“Relax your nerves and think” 16 September 2018.

B.N

Q. I love a boy. He is my senior by one year. We are both in junior college and attend the same tuition classes. I am a good student but now all are angry with me. My marks have dropped and my parents have high hopes from me. I also have high hopes to become a government officer. He wants to be a scientist and he is always coming first. He was talking to me nicely but now he is ignoring me like anything. I cannot focus on studies and have started crying easily too. He does not look at me. He ignores me. I only want he should talk to me like before. What should I do? Please guide me madam. Please help me to be normal happy girl.

Ans. Both of you seem to be good children- studious and intelligent. Both of you have high aims in life and have clear goals of achievement. This is a good thing that you have in common. But he may be more in control of his emotions and habits. If he is a topper and is focused on his studies and future aims, then he may be not interested in the friendship that was developing between the two of you. There could be two explanations- one, he must have seen your emotions and would have decided to quit the friendship, second explanation could be that he himself also feels strongly about you (your presence disturbs him) and realising that he decides to stay away! You would say that this is the most peculiar response but that is how many people react when they have clear priorities in life and are ambitious and motivated as well. Avoid him for some time and show no interest at all and watch the reaction! Don’t despair, get going with studies and ignore him too.

T.S

Q. My son is showing signs of stress which is normal for his age. I understand his problem and want him to share with me but he always keeps quiet and does not share with me. I want to help him but have tried many things which I could think of. He talks to his friends and plays with them but why he is avoiding us at home I do not understand it. Please help me save my child.

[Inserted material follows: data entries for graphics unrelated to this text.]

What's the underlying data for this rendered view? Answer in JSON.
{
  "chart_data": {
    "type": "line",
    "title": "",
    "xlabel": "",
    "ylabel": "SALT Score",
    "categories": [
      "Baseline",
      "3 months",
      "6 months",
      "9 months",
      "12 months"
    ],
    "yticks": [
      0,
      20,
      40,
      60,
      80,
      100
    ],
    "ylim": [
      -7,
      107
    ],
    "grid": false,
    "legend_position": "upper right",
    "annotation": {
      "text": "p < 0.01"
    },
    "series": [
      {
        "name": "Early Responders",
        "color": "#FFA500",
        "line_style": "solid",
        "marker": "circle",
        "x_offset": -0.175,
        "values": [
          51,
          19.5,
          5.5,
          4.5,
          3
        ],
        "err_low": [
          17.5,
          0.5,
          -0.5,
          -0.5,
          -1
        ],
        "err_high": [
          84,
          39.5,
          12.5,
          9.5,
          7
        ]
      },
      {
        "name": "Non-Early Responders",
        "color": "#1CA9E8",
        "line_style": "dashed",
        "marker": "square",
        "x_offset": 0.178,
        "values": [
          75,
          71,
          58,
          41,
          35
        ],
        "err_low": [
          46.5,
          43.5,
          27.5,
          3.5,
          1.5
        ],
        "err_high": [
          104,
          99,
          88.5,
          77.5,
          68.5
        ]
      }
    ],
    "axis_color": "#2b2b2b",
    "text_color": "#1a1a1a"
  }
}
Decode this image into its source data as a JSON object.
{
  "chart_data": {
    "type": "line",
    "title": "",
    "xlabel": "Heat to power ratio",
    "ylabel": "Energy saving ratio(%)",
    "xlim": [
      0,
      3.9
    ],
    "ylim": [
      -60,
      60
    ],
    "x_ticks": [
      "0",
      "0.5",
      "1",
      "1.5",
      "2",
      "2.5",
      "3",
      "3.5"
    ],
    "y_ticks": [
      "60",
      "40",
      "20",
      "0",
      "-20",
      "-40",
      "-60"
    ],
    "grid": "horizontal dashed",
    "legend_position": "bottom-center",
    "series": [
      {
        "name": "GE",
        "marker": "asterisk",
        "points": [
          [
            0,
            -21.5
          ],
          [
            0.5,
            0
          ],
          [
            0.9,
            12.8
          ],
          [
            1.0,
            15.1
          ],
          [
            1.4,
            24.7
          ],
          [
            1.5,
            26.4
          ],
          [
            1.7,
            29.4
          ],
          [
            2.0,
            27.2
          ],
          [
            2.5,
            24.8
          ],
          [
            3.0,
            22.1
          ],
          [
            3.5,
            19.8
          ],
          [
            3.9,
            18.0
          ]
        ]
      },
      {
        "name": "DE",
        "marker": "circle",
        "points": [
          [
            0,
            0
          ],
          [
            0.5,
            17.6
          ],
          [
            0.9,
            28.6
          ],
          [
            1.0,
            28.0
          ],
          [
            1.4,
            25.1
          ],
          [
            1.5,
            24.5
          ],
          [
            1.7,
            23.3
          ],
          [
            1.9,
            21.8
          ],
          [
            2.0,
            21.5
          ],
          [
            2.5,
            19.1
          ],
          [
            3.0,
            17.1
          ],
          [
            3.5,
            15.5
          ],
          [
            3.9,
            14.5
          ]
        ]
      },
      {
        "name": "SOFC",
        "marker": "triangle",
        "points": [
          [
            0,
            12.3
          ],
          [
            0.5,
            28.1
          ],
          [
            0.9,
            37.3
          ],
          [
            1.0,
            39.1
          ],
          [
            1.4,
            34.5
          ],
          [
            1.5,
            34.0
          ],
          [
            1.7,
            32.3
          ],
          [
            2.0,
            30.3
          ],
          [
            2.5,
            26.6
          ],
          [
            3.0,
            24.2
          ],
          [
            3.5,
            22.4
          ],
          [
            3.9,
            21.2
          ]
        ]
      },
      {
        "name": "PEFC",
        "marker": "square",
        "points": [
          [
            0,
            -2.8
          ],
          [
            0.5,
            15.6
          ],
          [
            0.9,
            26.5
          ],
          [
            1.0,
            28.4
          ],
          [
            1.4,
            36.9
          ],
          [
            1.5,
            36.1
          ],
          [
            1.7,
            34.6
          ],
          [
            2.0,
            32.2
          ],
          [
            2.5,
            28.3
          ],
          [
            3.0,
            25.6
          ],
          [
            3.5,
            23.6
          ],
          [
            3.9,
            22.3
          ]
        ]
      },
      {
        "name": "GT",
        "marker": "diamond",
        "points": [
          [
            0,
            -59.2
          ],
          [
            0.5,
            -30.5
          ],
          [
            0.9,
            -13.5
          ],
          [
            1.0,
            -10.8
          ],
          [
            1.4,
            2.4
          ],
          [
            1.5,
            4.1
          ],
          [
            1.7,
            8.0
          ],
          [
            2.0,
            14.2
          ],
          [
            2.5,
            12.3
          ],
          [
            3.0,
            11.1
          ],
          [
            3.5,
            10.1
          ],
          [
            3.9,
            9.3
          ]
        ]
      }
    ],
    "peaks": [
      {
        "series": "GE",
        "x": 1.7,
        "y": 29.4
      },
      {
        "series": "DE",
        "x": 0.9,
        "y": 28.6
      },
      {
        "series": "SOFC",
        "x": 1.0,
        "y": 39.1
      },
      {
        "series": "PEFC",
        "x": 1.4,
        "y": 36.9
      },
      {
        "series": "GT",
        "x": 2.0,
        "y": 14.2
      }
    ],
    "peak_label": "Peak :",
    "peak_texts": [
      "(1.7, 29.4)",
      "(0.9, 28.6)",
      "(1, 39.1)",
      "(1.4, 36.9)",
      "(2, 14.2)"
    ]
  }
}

Ans. You seem to be an anxious mother. For some reason your son does not share with you his personal experiences and thoughts and seems to be showing signs of stress. This is difficult for parents who want to be part of the life of their children. I hope you are not unnecessarily alarmed about his situation which may not be all that bad. Find out from a mature friend of his who will keep the secret of your enquiry. Ask him if he needs help from a counsellor and if he agrees you can be assured that we will take care of him. Sometimes a person may be an introvert who generally do not speak up nor share themselves easily. The second reason could be some unpleasant experience in communication with you which makes him clamp up. A session of counselling is the best solution under the circumstances.

ABCD.

Q. I am facing lots of problems in our marriage. We have been married for 15 years now and have a son also. He seems least interested in the house and with us- he stays in a world of his own it seems. He has become very quiet, keeps engaged with his mobile and his laptop and does not bother about anything at home. I checked his things and have not found anything that is odd. I cannot say that there is anything wrong with him. If we interrupt him he gets angry and withdraws further. Please guide me madam. I am going worried with his behaviour and it is affecting me and my son too. Should I come and see you one day? Can you guide me?

Ans. Yes, you should come and consult me. Your husband might have sunk into depression gradually as that is a possibility at any period of time. A sudden change of behaviour after 15 years of a good married life says something profound. If he is a generally good person and no odd activity is suspected, he must be suffering internally in some way. His anger outbursts and his withdrawal from the family are not healthy symptoms. We should get to the bottom of this fast and treat whatever is bothering him. Meanwhile be polite and kind to him, don’t show anger at him and keep trying to engage him with yourself and your son.